I'm writing a book.
I'm actually in the process of writing five books, which is a shame, because the only consistent writing I seem to manage is the Scalzi stories, and with even those, I'm not completely consistent.
Three of the books i'm writing are technical books. They're completely in text format right now, which fails for a lot of reasons, and succeeds for others. I decided about a month ago to switch them to Markdown so that I can format them nicely, add headings with styling instead of just two underscores:
__Chapter 2: Getting Started
Okay, so, Markdown. I have pretty much avoided using most formatting, even for this site, so, great, time to learn Markdown (it's really not that difficult to learn, and, well, really, after about 2 minutes, I learned enough to get going). Oh, but wait, editing the Markdown and seeing how it looks, okay, I should automate that, right?

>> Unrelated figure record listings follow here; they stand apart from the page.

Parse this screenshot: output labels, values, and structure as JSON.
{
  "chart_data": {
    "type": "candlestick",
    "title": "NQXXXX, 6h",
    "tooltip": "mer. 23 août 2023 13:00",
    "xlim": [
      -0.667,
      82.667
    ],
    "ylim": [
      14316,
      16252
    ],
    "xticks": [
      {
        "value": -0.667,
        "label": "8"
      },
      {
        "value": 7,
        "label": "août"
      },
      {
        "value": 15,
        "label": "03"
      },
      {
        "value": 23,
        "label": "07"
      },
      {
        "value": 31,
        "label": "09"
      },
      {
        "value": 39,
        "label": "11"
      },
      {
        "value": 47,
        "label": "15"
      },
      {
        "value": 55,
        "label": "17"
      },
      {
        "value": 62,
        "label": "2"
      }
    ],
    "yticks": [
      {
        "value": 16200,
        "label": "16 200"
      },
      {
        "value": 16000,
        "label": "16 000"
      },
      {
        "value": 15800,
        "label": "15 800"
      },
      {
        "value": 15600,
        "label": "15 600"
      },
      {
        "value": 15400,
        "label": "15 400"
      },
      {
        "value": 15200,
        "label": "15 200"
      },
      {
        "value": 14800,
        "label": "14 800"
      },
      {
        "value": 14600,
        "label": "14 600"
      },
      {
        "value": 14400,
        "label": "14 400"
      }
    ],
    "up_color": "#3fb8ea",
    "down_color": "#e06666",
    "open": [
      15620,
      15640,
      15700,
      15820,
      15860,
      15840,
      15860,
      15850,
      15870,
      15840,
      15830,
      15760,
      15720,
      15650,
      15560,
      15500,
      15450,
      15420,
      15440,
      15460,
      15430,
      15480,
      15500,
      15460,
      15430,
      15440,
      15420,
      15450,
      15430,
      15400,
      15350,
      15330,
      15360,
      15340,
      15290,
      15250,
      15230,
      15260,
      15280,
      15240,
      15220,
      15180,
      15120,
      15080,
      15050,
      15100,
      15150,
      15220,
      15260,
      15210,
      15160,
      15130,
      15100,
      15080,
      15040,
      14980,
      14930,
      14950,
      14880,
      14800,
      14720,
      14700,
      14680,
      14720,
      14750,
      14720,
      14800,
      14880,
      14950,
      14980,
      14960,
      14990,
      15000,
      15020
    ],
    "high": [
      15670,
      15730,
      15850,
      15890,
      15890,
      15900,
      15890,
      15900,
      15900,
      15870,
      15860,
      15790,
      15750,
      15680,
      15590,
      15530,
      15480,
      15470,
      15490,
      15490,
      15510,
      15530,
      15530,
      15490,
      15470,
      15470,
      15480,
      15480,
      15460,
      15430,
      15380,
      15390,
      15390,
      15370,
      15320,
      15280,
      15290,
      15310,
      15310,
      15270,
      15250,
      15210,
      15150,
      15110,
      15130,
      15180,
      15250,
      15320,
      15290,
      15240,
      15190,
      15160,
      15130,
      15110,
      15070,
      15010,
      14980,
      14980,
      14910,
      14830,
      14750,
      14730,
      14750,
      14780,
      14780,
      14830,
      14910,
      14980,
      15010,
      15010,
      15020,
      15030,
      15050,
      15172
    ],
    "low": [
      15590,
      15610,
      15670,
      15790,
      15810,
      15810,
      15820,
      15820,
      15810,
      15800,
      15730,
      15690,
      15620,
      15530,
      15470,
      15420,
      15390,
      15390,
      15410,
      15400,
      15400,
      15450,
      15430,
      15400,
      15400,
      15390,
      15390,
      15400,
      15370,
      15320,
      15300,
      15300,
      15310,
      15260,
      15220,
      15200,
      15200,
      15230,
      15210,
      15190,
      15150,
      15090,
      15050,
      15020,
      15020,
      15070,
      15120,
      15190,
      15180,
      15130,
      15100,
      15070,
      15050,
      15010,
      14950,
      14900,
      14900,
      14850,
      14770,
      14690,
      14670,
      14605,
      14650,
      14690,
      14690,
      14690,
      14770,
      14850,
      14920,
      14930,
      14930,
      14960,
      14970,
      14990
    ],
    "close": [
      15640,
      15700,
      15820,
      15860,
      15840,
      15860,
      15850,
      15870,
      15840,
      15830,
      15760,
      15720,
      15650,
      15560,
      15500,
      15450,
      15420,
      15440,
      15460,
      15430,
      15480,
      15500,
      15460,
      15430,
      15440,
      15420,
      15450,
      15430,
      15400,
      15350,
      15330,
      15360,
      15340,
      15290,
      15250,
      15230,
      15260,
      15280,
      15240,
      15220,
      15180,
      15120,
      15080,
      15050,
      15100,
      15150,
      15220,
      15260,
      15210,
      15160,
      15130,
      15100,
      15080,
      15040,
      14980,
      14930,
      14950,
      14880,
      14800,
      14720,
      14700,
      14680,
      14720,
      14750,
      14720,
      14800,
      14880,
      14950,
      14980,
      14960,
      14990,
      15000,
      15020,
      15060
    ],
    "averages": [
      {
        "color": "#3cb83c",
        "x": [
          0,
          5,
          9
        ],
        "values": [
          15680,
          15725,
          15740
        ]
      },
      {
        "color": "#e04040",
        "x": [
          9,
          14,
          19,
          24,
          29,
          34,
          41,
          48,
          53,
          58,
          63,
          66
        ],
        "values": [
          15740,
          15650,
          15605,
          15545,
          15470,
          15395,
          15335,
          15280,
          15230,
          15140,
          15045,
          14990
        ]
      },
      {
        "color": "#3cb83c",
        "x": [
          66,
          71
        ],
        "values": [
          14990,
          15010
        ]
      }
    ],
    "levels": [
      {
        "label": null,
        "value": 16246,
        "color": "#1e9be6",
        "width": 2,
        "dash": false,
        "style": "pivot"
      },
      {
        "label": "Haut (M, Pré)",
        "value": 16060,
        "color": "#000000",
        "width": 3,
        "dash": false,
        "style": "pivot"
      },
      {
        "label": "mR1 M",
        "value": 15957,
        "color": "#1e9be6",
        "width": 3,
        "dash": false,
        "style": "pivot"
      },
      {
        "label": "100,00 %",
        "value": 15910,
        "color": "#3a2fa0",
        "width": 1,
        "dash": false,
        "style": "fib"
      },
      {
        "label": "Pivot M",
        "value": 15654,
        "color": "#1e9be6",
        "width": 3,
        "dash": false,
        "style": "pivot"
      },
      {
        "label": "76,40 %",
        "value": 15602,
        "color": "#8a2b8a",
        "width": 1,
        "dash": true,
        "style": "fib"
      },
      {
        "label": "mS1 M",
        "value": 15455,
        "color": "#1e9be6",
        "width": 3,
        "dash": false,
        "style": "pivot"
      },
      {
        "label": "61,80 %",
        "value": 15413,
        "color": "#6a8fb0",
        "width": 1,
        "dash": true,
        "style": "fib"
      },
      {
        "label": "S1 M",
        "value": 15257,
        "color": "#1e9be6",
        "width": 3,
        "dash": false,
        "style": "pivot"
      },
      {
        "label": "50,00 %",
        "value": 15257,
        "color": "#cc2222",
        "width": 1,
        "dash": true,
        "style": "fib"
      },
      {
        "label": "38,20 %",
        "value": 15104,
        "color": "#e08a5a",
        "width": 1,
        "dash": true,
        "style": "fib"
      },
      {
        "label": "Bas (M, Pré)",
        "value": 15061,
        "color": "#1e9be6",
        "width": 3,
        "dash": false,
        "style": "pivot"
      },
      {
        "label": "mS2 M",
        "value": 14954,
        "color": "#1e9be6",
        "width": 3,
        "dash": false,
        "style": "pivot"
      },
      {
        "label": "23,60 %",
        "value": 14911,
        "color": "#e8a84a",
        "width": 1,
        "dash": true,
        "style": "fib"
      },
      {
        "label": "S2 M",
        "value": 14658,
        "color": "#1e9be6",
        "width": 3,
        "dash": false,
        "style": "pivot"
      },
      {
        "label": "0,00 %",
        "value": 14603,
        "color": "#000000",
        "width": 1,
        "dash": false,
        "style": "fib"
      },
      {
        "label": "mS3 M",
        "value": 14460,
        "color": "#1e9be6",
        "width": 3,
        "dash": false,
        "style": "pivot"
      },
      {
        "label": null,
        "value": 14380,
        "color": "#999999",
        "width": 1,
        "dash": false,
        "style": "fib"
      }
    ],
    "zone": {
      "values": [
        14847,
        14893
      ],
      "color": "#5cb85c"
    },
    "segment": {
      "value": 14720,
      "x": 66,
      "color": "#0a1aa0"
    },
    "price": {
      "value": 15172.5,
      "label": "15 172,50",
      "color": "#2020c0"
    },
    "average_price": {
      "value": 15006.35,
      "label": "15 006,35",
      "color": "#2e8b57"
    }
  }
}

Given that one of the technical books is on automating the crap out of front-end development, makes sense. Let's see, I can install grunt and set up a watch on my text files; or I could run the conversion by hand each time I saved the change; or I could add the Markdown module to a drupal site and hit save each time, which would display it; or I could, well, shit, pick some other process.

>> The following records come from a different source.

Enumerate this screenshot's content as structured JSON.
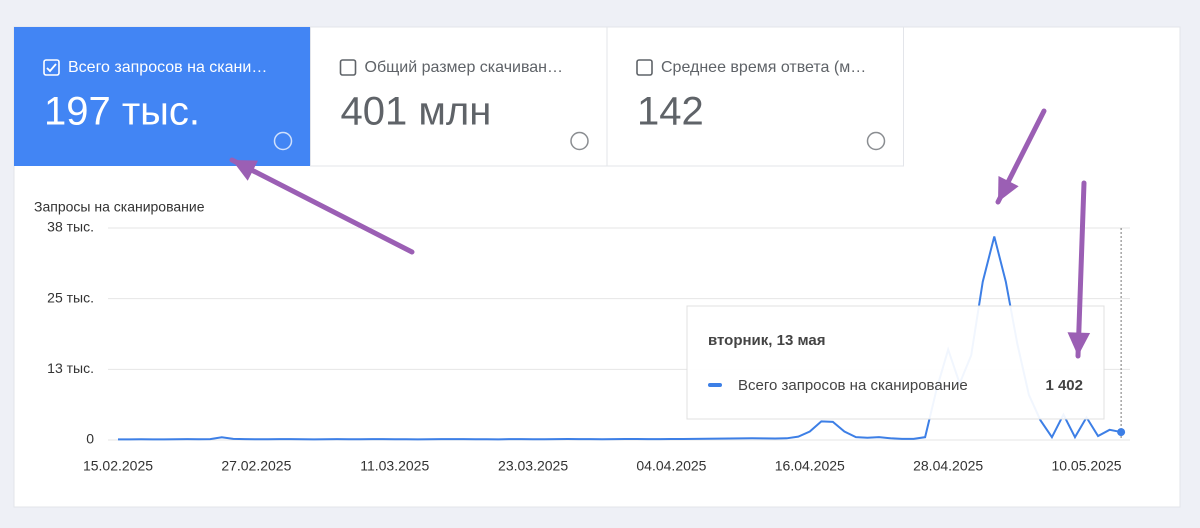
{
  "cards": [
    {
      "label": "Всего запросов на скани…",
      "value": "197 тыс.",
      "selected": true
    },
    {
      "label": "Общий размер скачиван…",
      "value": "401 млн",
      "selected": false
    },
    {
      "label": "Среднее время ответа (м…",
      "value": "142",
      "selected": false
    }
  ],
  "chart_data": {
    "type": "line",
    "y_label": "Запросы на сканирование",
    "x": [
      "15.02.2025",
      "16.02.2025",
      "17.02.2025",
      "18.02.2025",
      "19.02.2025",
      "20.02.2025",
      "21.02.2025",
      "22.02.2025",
      "23.02.2025",
      "24.02.2025",
      "25.02.2025",
      "26.02.2025",
      "27.02.2025",
      "28.02.2025",
      "01.03.2025",
      "02.03.2025",
      "03.03.2025",
      "04.03.2025",
      "05.03.2025",
      "06.03.2025",
      "07.03.2025",
      "08.03.2025",
      "09.03.2025",
      "10.03.2025",
      "11.03.2025",
      "12.03.2025",
      "13.03.2025",
      "14.03.2025",
      "15.03.2025",
      "16.03.2025",
      "17.03.2025",
      "18.03.2025",
      "19.03.2025",
      "20.03.2025",
      "21.03.2025",
      "22.03.2025",
      "23.03.2025",
      "24.03.2025",
      "25.03.2025",
      "26.03.2025",
      "27.03.2025",
      "28.03.2025",
      "29.03.2025",
      "30.03.2025",
      "31.03.2025",
      "01.04.2025",
      "02.04.2025",
      "03.04.2025",
      "04.04.2025",
      "05.04.2025",
      "06.04.2025",
      "07.04.2025",
      "08.04.2025",
      "09.04.2025",
      "10.04.2025",
      "11.04.2025",
      "12.04.2025",
      "13.04.2025",
      "14.04.2025",
      "15.04.2025",
      "16.04.2025",
      "17.04.2025",
      "18.04.2025",
      "19.04.2025",
      "20.04.2025",
      "21.04.2025",
      "22.04.2025",
      "23.04.2025",
      "24.04.2025",
      "25.04.2025",
      "26.04.2025",
      "27.04.2025",
      "28.04.2025",
      "29.04.2025",
      "30.04.2025",
      "01.05.2025",
      "02.05.2025",
      "03.05.2025",
      "04.05.2025",
      "05.05.2025",
      "06.05.2025",
      "07.05.2025",
      "08.05.2025",
      "09.05.2025",
      "10.05.2025",
      "11.05.2025",
      "12.05.2025",
      "13.05.2025"
    ],
    "xticks": [
      "15.02.2025",
      "27.02.2025",
      "11.03.2025",
      "23.03.2025",
      "04.04.2025",
      "16.04.2025",
      "28.04.2025",
      "10.05.2025"
    ],
    "series": [
      {
        "name": "Всего запросов на сканирование",
        "color": "#3d7fe6",
        "values": [
          120,
          110,
          130,
          120,
          100,
          140,
          150,
          130,
          160,
          480,
          200,
          150,
          140,
          130,
          160,
          150,
          140,
          120,
          130,
          150,
          140,
          130,
          150,
          160,
          140,
          130,
          120,
          140,
          150,
          160,
          150,
          140,
          130,
          120,
          150,
          160,
          140,
          130,
          150,
          170,
          160,
          150,
          140,
          160,
          180,
          170,
          160,
          150,
          170,
          180,
          200,
          220,
          250,
          260,
          280,
          300,
          280,
          270,
          300,
          600,
          1500,
          3300,
          3200,
          1500,
          500,
          400,
          500,
          300,
          200,
          200,
          500,
          9000,
          16000,
          10000,
          15000,
          28000,
          36000,
          28000,
          17000,
          8000,
          3500,
          500,
          4500,
          500,
          4000,
          700,
          1800,
          1402
        ]
      }
    ],
    "ylim": [
      0,
      37500
    ],
    "yticks": [
      0,
      {
        "value": 12500,
        "label": "13 тыс."
      },
      {
        "value": 25000,
        "label": "25 тыс."
      },
      {
        "value": 37500,
        "label": "38 тыс."
      }
    ],
    "grid": true,
    "tooltip": {
      "title": "вторник, 13 мая",
      "value_label": "1 402"
    }
  }
}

Somewhere on Twitter in the last week (okay, three days ago, from Mark Otto), I heard about MacDown, an OSX-based Markdown editor, open source no less. Awesome, I'll give it a try.

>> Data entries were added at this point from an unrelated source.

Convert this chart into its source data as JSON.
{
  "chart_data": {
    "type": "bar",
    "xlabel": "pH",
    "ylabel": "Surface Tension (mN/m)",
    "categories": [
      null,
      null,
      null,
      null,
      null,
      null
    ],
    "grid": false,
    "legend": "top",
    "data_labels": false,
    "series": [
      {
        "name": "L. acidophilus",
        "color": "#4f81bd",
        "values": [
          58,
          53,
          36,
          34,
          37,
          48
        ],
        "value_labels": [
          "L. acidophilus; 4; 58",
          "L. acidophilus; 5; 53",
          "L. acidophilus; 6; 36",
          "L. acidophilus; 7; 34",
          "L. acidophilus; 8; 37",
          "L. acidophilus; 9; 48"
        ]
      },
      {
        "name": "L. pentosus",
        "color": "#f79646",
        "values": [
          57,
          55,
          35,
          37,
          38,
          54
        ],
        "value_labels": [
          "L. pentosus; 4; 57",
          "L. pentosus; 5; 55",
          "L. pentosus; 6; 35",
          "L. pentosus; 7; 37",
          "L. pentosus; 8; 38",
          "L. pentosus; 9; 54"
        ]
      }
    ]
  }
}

So, I download it, and open it. Rejected, since the box I'm on is 10.7 and the app requires 10.8.
So, I download it on the next box, and open it. Rejected, since the box I'm on won't run unsigned software.
So, I download the source, open up Cocoapods, update the box, and....
Realize that I'm doing all this stuff to avoid working on the book. Given how much I enjoy writing, how much I enjoy being in the flow of the words, how much I love the end product, I have no idea why I am avoiding working on the book. Okay, books.
Maybe it's the fear of producing something crappy, that I'll write and no one will read it. Would that really matter, though? I mean, I write because the words need to get out, not because I expect someone to read them. Public speaking is different: I present because I believe I have something to share. My writing is different.
Or maybe it's not and I'm lying to myself when I think it is.
Yeah, so, enough of the delay and procrastinating. It's early enough in the day yet, I can get a couple hours of writing in.